Building a SaaS Unicorn

Today, let’s take a moment to dream big (we’re overdue for an aspirational article). What if you were actually building a SaaS unicorn? It’s possible — so far, over a thousand startups have reached valuations over $1 billion. In 2020, there were 475 active unicorn startups, and in less than two years, the number has more than doubled globally. A number of them are SaaS products — Slack, Miro, Grammarly… If becoming a unicorn was easy, everyone would do it, right? Not everyone can, but if you look at SaaS unicorns, you’ll see some repeating themes.

Growth Stages

According to an industry report by Fractal, the median time it takes for a vertical SaaS company to achieve unicorn status is five and a half years. That means there is extremely fast, sustained growth — compounding growth — over a relatively short period of time. Let’s examine the stages.

Garage (Early) Stage

In the early days of a startup, we’re working on product-market fit. We want to build something that people want, but we have to figure it out fast. As Geoffrey Moore wrote years ago, we’re trying to ‘cross the chasm’ from those experimental testers to paying customers.

Growth Stage

Once the product or service has a beachhead established, it’s time to find as many viable customers as possible. That requires exploring new sales & marketing channels, extending the product line, and tapping bigger territory (e.g., going international). We’ll lay out more about the growth strategy in a moment.

Maturity Stage

Once we find grow stability, we add fuel (capital). Although we may have used some early capital growing the product and company, in the maturity stage, we’re working out how to make profit at scale.

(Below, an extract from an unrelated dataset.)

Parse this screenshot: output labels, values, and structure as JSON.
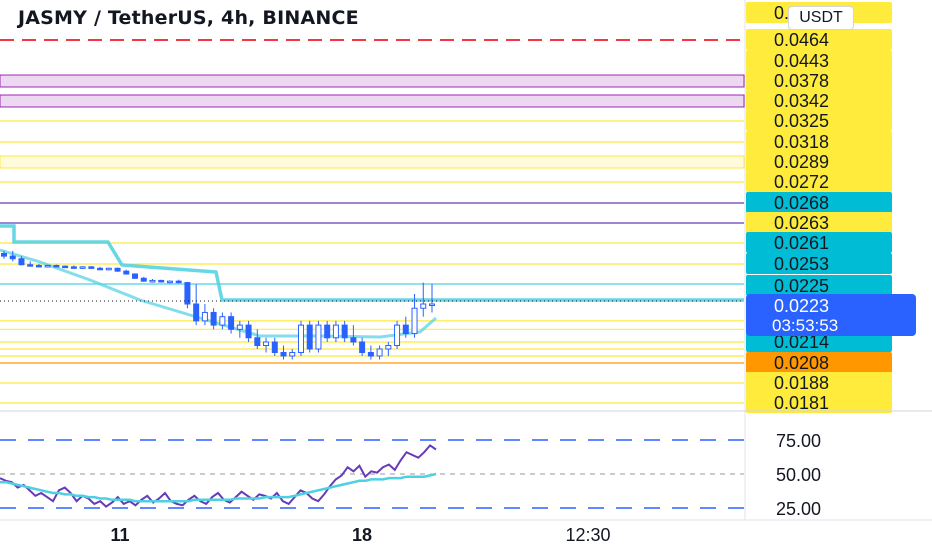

Growth Strategy: 10 Secrets to Growing SaaS

Disrupt

Almost every SaaS unicorn started something new. You must introduce a disruptive product, doing something people need to do in a different & better way. We had email and chat, but Slack built a more unified communication platform. Back in the old days, we said if you weren’t #1 on your ladder, make a new ladder. Today people say you need to write the book – that is, you need to do something so different, you need write a book on what you are doing.

Focus

The customers matter. You must engage, listen, iterate, and respond to the customer. Focus on what they tell you to improve your messaging, product, and business.

Measure

We’ve worked for organizations that didn’t have any business metrics other than living month to month. Adding a north star metric (e.g., more trial users, better monthly recurring revenue) is a proven way to motivate your team and grow your product. You can employ a variety of KPIs and set meaningful OKRs to measure & motivate.

Hire

Building for an aspiring SaaS unicorn necessitates a positive work culture. Hire A players and nothing less. Unicorn-level growth won’t happen with B or C employees or partners. Your culture will drive success. When needed, outsource to proven vendors. For example, if you’re not ready to build out an in-house sales team, you could engage a business partner who offers BDRs for hire.

Tool

Equip your team of A players to succeed. You need a central CRM that keeps records straight “from cradle to grave” with your customers. Marketing tools are essential. Keeping your Help Desk on task prevents customers from churning. Building out QA tools ensures your product doesn’t fail to deliver on your promise. You have so many tools to choose from — find the right ones for your stage (you don’t need Salesforce to start — pick a light CRM). Just tool up as best as you can on budgets, features, and scale.

Move

Velocity matters. Iterate fast to fix bugs and add features.

Extend

The best SaaS unicorns are ecosystem friendly. That is, they’re built to integrate. Being adaptable helps customers adopt faster.

Experiment

We mentioned the importance of culture in hiring, and the best environments foster experimentation. Whether it’s conversion rate optimization in marketing or feature flags in product development, experimentation drives real growth. “The way we’ve always done it” is a death sentence (unless experimentation is the way). The road to unicorn success is paved with failure — but lessons learned from mistakes.

Automate

Once your growth process is working, automate. From employee & customer onboarding to development & DevOps, automated repeatable processes not only save time but ensure higher quality. Where an employee might accidentally skip a step on a checklist, software won’t. We’re human, so we make mistakes, and even little ones can bring down production. We have so many smart ways to build automations, from simple solutions like Zapier and IFTTT to advanced techniques like infrastructure as code.

Fuel

Investors will always ask how far their investment will take you. They know that if you only build the bridge halfway across the river, you’ll fail to reach your destination. You need fuel. Raise capital before you need it. Bootstrap to start, get product-market fit, then add seed capital to scale. And once you’re scaling, you’ll go through all the series — A/B/C/D — on your way to a big valuation.

Building a SaaS Unicorn

The rarity of creating such a successful business venture is improbable, but not impossible. Building a SaaS unicorn is a lofty goal, and even in you only get halfway there, you’re a giant success. The methods are numerous while the focus on detail is the same. SaaS has grown from a new way of doing things to a highly competitive and lucrative industry. Maybe your SaaS solution is the next big thing, poised for its billion dollar story.